Corporate Governance in the New World – How can board directors in Singapore add value?

Sep 22, 2020 | BLOG

Critical board skills in the future will include an ability to solve problems in periods of great uncertainty on an urgent basis.

By Karen Loon, Non-Executive Director and Committee Member, BoardAgender

The past six months has been challenging for boards as they guide their organisations through the crisis. Boards have had to ensure that their companies are resilient in order to survive. At the same time, with executives being extremely busy managing various day to day challenges, boards also have a key responsibility to guide their organisations to be best positioned for the future.

In a recent BoardAgender survey conducted in June and July 2020, we asked female board directors of listed companies in Singapore what are the critical skills which board directors will need on the future, and how has COVID-19 have impacted board processes and dynamics? Three key themes emerged from directors:

  1. Directors need to be agile, but communicate with empathy

    Directors shared that new skills that will be valued in the future will be critical leadership skills to deal with the next normal. These include the ability to lead in periods of great uncertainty and to think out of the box on an urgent basis, to have different problem solving skills, to be able to reset strategy and pivot physical businesses quickly, and to re-think the future of work. An ability to navigate or understand digital assets and scenario planning was also considered important.

    Some highlighted that empathy and trust have been important qualities required of all directors during COVID-19 given the severe impact it has had on employees, customers, and suppliers. In these difficult times, directors need to be able to communicate difficult decisions honestly.

  2. Board governance practices will evolve

    Approximately 2/3rds of the directors surveyed have spent some more time on their board duties, with some spending up 50% more time. The remaining directors have spent approximately the same amount of time on their director roles.

    For some, meetings are now held more frequently (monthly compared to quarterly) given the need to respond quickly to change. Additional discussions held ranged from understanding business impacts, managing people, processes, business contingency arrangements through COVID-19, cyber and data security, as well as understanding financial impact including potential impairment issues under various scenarios.

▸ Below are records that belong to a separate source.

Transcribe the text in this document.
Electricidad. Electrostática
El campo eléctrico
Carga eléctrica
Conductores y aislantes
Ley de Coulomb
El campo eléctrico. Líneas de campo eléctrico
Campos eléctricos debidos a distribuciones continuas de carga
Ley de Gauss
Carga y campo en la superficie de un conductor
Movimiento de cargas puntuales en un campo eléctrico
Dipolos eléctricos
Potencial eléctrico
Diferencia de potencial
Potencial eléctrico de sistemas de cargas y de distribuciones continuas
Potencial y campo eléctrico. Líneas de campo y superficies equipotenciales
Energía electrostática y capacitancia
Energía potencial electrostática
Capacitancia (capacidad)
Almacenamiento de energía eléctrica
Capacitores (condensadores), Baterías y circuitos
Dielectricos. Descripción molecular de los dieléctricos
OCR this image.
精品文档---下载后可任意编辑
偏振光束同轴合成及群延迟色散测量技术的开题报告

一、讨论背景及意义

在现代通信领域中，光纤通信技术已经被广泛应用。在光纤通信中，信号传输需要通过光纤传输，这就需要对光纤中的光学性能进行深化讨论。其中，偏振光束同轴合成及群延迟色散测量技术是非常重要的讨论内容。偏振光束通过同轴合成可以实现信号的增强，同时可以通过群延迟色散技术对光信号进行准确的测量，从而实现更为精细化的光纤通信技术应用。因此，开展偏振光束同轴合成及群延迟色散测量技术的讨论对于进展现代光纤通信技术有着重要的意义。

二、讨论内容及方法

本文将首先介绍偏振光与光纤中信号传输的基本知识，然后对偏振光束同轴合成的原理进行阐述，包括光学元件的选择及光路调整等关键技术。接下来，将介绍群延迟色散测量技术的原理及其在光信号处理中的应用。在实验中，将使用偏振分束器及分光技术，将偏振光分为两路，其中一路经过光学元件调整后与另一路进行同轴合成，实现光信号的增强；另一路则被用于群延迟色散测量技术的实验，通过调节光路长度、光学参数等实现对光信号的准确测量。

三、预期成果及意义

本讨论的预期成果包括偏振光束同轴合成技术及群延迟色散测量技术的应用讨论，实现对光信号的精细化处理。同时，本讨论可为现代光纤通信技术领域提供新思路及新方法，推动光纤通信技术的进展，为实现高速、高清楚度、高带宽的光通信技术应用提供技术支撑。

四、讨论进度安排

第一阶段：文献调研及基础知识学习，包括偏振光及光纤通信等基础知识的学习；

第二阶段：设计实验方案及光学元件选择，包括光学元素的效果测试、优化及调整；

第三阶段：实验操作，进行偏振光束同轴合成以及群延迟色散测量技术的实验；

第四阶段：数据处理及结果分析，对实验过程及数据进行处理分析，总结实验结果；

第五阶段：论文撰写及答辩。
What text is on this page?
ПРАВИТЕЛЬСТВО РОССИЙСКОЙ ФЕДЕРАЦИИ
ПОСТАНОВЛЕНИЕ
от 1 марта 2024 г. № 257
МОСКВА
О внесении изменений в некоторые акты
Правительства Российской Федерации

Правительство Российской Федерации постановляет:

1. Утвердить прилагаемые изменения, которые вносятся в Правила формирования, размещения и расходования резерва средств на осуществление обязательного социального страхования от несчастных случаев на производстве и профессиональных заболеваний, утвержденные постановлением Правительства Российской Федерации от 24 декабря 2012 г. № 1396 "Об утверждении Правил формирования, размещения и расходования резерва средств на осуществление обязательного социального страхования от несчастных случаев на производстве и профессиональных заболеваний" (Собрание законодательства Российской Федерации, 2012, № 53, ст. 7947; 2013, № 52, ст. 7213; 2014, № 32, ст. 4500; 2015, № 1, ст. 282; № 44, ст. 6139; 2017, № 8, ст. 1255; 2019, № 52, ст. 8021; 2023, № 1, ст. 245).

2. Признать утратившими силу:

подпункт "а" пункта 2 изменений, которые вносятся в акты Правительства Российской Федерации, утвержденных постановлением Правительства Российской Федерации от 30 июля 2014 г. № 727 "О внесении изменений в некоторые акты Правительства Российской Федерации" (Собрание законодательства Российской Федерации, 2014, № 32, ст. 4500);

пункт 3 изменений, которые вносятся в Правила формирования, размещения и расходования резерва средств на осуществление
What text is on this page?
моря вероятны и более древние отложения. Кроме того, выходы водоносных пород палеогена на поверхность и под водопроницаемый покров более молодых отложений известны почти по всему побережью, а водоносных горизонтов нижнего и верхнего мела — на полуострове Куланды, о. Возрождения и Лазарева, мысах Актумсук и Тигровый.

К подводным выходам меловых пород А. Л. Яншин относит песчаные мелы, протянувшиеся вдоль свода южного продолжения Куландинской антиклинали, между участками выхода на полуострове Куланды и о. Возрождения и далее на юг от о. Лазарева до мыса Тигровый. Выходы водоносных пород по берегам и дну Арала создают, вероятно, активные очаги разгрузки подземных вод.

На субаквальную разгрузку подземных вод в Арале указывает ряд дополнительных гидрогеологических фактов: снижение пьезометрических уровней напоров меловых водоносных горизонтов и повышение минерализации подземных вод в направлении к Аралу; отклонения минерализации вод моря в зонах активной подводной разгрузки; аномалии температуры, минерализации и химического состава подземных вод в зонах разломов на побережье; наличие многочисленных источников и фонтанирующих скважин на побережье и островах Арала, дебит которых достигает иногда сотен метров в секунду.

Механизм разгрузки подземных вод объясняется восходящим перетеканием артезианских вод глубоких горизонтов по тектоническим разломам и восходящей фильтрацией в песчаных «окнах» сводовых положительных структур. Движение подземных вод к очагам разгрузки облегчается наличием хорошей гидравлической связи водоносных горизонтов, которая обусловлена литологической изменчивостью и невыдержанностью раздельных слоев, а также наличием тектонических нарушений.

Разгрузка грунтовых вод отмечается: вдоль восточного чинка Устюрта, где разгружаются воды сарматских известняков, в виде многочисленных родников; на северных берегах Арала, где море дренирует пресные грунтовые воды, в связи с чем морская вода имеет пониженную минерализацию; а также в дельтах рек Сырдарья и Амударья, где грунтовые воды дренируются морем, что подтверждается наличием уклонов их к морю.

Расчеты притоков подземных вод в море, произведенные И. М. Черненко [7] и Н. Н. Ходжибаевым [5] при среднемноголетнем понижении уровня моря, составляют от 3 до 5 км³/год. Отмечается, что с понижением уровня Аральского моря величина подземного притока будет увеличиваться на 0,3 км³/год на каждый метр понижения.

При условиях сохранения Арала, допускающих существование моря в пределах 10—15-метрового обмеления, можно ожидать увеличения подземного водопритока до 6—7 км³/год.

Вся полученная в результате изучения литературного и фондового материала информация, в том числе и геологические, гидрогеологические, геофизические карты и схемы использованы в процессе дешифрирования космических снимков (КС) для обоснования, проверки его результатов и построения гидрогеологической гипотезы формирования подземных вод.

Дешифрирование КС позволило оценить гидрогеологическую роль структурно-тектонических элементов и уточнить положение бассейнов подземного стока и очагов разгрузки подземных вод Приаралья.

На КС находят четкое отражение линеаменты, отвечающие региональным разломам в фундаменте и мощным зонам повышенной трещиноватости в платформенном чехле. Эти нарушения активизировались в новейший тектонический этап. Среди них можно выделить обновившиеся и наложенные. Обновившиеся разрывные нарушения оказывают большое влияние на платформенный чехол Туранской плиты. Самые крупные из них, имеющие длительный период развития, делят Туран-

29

Governance practices have been evolving with the need for directors to monitor strategic and operational issues more closely, and also consider the need to assess the adequacy of disclosures. Speed will also be of the essence. In the words of one director, “Governance practices will have to accommodate this need to be agile, dynamic and speedy without diminishing the corporate and social governance aspects of outcomes”.

Some directors expect that board governance will continue to strengthen in the future. Directors expect more meetings to be held more frequently and done virtually and online using IT/videoconferencing, that email approvals and digital signatures to become more widely accepted, and more tolerance and flexibility will be expected. Some expect more time to be spent on areas such as digitisation and business continuity plans. Others feel that directors will need to pay more attention to their fiduciary duties, given some of the issues with international and Singapore companies have faced during the pandemic.

3. Work from Home will continue for directors, but could impact networking opportunities

Work from Home (“WFH”) is likely to continue post COVID-19 for directors. With WFH, some directors expressed that it has led to their professional and private lives becoming intertwined.

Many directors feel that COVID-19 has led to an increased acceptance of remote and flexible working models by employers. However, on whether WFH will support increasing the number of women in leadership and board roles, the views of directors were mixed. Unfortunately, as highlighted by one director, the downside of this is that there could be less opportunities for face to face networking in the current situation, which could unfortunately impact getting more women on boards, as existing board members tend to raise the names of potential directors for consideration that they know and are familiar with.

Effective governance has never been more necessary in the face of major issues, such as COVID-19. Board directors will play a key role in shaping the future of their organisations. Their role will become increasingly more important in the future, as change becomes the new norm, and organisations will need to balance resilience with agility. It is important that board directors are open to embrace the new norm, and develop the skills required to allow them to add value most effectively to their organisations.

BoardAgender exists to promote greater diversity on boards and in senior management in Singapore, by engaging in innovative and impactful programmes, and education and advocacy to drive measurable change. Our Vision is a Singapore which has high performing boards resulting from diverse representation, including appropriate gender balance.